Charleston, S.C. — Leading environmental groups sued the federal government today to prevent seismic airgun blasting in the Atlantic Ocean. This extremely loud and dangerous process, which is used to search for oil and gas deposits deep below the ocean’s surface, is the first step toward offshore drilling. If allowed, seismic airgun blasting would harm marine life, including whales, dolphins, fish and zooplankton — the foundation of the ocean food web.
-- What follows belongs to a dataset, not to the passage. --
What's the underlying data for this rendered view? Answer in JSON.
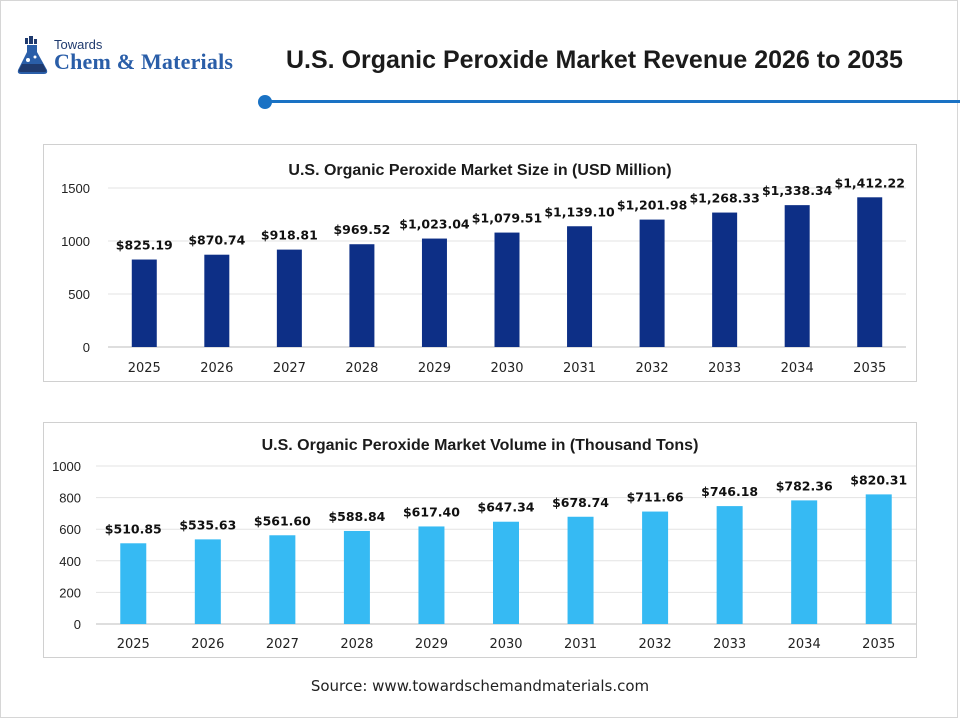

The lawsuit, filed in South Carolina, claims that the National Marine Fisheries Service (NMFS) violated the Marine Mammal Protection Act, the Endangered Species Act and the National Environmental Policy Act when it issued Incidental Harassment Authorizations (IHAs) in late November. Those permits authorize five companies to harm or harass marine mammals while conducting seismic airgun blasting in an area twice the size of California, stretching from Cape May, New Jersey to Cape Canaveral, Florida.
The government has estimated that seismic airgun blasting in the Atlantic could harass or harm marine mammals like dolphins and whales — which depend on sound to feed, mate and communicate — hundreds of thousands of times. Seismic airgun blasting would also jeopardize the iconic North Atlantic right whale, a critically endangered species, according to 28 leading right whale experts.